For the dredging flour:
- ¼ cup Cassava Flour
For the cauliflower:
- 2 bags cauliflower florets or 2 small heads cauliflower, broken and chopped into florets
- Salt and pepper to taste
- 4–6 cups Primal Kitchen Avocado Oil
For the sauce:
- 1 cup Primal Kitchen No Soy Teriyaki Sauce
- 1 tablespoon Beekeeper’s Natural Honey
For the garnishes:
- 1 tablespoon chopped green onion
- 1 tablespoon toasted white sesame seeds
- 1 tablespoon fresh cilantro leaves
Equipment:
- A pot that’s at least 5 inches deep (a Dutch oven works well) Candy thermometer, ideally that can attach to the side of the pot
For the Lemon Cauli-Rice:
- 1 bag riced cauliflower
- 1 tablespoon Primal Kitchen Avocado Oil
- 1 teaspoon salt
- ¼ cup Primal Kitchen Lemon Turmeric Vinaigrette
Instructions
How to make the General Tso’s Cauliflower:
- Heat the avocado oil in a large pot until the temperature reaches 390ºF.
- Mix together the cassava flour, arrowroot flour, and seasonings in a large mixing bowl.
- Add sparkling water to the mix until you achieve a consistency similar to pancake batter.
- If you add too much water, don’t worry! Just add a little more cassava flour (one tablespoon at a time) until you get the desired consistency.
- Season the cauliflower with salt and pepper (to taste).
- Dredge the cauliflower in cassava flour.
- Working in batches, drop several pieces of cauliflower into batter and stir to coat.
- Working in batches, fry battered cauliflower pieces in preheated oil until they rise to the top of the oil and float, 2 to 4 minutes.
- Carefully turn pieces over and continue frying until golden brown, about 2 minutes more.
- Remove cauliflower and place onto a paper towel-lined cookie sheet or large plate to drain off excess oil.
- Fry the remaining pieces of cauliflower.
- While the cauliflower is frying, add teriyaki sauce and honey to a small saucepan over medium heat.
- Whisk the sauce to ensure honey dissolves into the teriyaki.
- When the sauce comes to a simmer, turn off heat.
- Place fried cauliflower pieces in a large bowl. Pour over sauce and toss well to combine.
- Serve with steamed rice or double the cauliflower power by serving on top of Lemon Cauli-Rice.
- Garnish with green onions, sesame seeds, and cilantro leaves.
How to Make the Lemon Cauli-Rice:
- Heat avocado oil in a large skillet over medium-high heat.

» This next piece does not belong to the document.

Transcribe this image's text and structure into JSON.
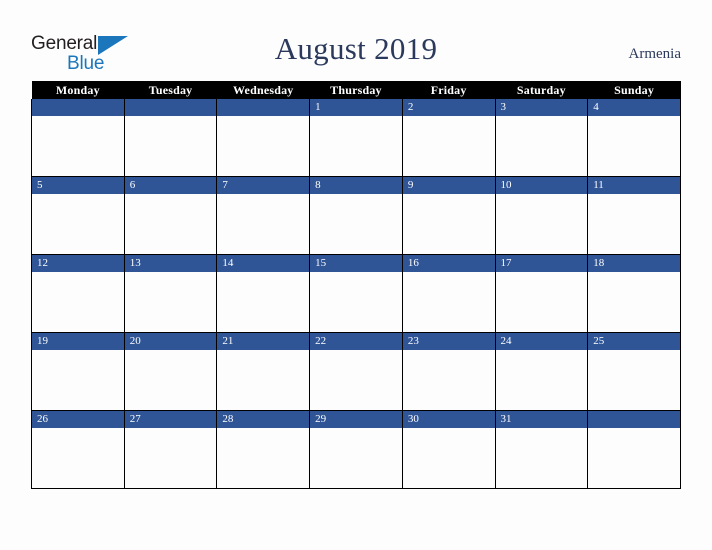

- Add riced cauliflower to skillet. Season with salt. Stir to coat.
- Add 1/4 cup Lemon Turmeric Vinaigrette and cook 10 minutes, stirring often.
Nutritional information (per serving)*:
Calories: 443
Carbs: 63 grams
Net Carbs: 55 grams
Fat: 21 grams
Protein: 6 grams
Nutritional information calculated using Cronometer. *Includes 1 serving of Lemon Cauli-Rice.